General note: this project is meant as a starting point to customize your own setup rather than a complete solution. I noted down the most important steps I did to get things set up and running and provided a stripped down/simplified version of.
For my k3s cluster I am using a Raspberry Pi 4 (4GB) as master and two Raspberry Pi 4 (8GB) as workers. As OS of choice I went with Fedora CoreOS installed on SD cards, with a more durable 64GB USB stick for storage. The log directory as well the persistent volumes are mounted on the USB stick to reduce writes to the SD card.
Besides that I am using the k3s cluster to monitor Proxmox and TrueNAS servers as well as pfSense firewalls.
Enter the appropriate IPs in inventory/hosts.ini
and inventory/group_vars/all.yml
.
Add the server certificate and private key in role/traefik/files
as k3s.crt
and k3s.key
for https.
Also search for example.local
and replace all entries with your preferred host names/domains.
Login to master/workers.
sudo rpm-ostree install python3
sudo rpm-ostree install https://github.com/k3s-io/k3s-selinux/releases/download/v1.2.stable.2/k3s-selinux-1.2-2.el8.noarch.rpm
sudo systemctl reboot
In k3s-ansible (follow instructions from that repo) run
ansible-playbook site.yml -i inventory/hosts.ini
and tag worker nodes
kubectl label node k3s-worker-0 kubernetes.io/role=worker
kubectl label node k3s-worker-0 node-type=worker
In k3s-ansible update version in inventory/group_vars/all.yml and then run again
ansible-playbook site.yml -i inventory/hosts.ini
Setup local storage etc
ansible-playbook cluster_setup.yml
ansible-playbook support/create-local-storage.yml --limit node[0] -e local_volume_size=10G -e local_volume_name="vol_10_0"

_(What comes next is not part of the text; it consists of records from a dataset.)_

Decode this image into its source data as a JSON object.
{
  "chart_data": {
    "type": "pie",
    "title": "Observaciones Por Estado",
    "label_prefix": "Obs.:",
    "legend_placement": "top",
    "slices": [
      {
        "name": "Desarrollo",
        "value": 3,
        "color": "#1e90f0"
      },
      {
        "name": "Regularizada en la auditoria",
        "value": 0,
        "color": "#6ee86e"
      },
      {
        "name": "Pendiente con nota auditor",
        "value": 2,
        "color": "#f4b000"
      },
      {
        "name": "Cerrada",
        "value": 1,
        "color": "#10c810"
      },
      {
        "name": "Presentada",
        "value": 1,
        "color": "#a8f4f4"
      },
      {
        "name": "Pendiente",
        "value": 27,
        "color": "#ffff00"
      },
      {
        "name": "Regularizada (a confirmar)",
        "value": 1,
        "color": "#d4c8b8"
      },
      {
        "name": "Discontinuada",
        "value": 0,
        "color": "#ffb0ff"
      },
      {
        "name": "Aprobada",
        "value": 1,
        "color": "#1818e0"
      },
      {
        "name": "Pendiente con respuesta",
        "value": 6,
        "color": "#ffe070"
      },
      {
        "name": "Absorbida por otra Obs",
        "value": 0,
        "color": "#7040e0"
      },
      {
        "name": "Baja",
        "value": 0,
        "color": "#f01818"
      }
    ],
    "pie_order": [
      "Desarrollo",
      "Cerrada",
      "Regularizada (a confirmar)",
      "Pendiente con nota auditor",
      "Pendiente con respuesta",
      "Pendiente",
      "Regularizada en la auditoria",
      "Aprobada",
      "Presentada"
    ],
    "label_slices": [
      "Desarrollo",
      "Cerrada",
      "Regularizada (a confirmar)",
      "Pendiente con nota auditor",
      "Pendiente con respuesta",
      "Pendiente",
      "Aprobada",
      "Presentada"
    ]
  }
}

The monitoring playbook does set up the monitoring stack for k3s itself as well as components to monitor external services: Proxmox, TrueNAS and pfSense.
The basic monitoring stack consists of:
- Prometheus for metrics and scraping
- Loki for logs
- Node Exporter to collect metrics
- Promtail to collect logs
- Grafana for visualization of metrics and logs
I used nodeSelectors on prometheus and loki to ensure they are deployed on separate workers to distribute the load as they by far use the most resources in my cluster.
Additionally, the following components are set up to collect logs and metrics of external services
- rsyslog/promtail to receive external syslogs (rsyslog is added before promtail to ensure external logs can be read by promtail)
- Graphite Exporter to collect metrics of TrueNAS
To set everything up just run:
ansible-playbook monitoring.yml
In TrueNAS under System / Reporting the remote graphite server can be set. I set up port forwarding on the firewall from 2003 to 30109 as TrueNAS per default reports to port 2003 but k3s uses the range 30000-32000 for node ports. The setting can be overridden in /etc/local/collectd.conf but each reboot resets back to default so using port forwarding was the simplest solution.
Under System / Advanced the master node can be set as syslog server to report logs to.
On Proxmox set up node_exporter and pve_exporter, Prometheus is configured to scrape it.
For syslog forwarding just configure it on Proxmox (replace with your master node):
echo "*.* @k3s.example.local:30511" >> /etc/rsyslog.d/remote-logging.conf
For metrics install the Telegraf plugin and set it up to provide a Prometheus endpoint following README.md
For syslog forwarding configure it under Status / System Logs / Settings. Set the Log Message Format to syslog and enable remote logging with the master node (port 30510) as remote log server.
The application playbook sets up the homer dashboard as well as the Servarr stack. Transmission is expected as an external service. Just replace the appropriate host names/domain and run:
ansible-playbook applications.yml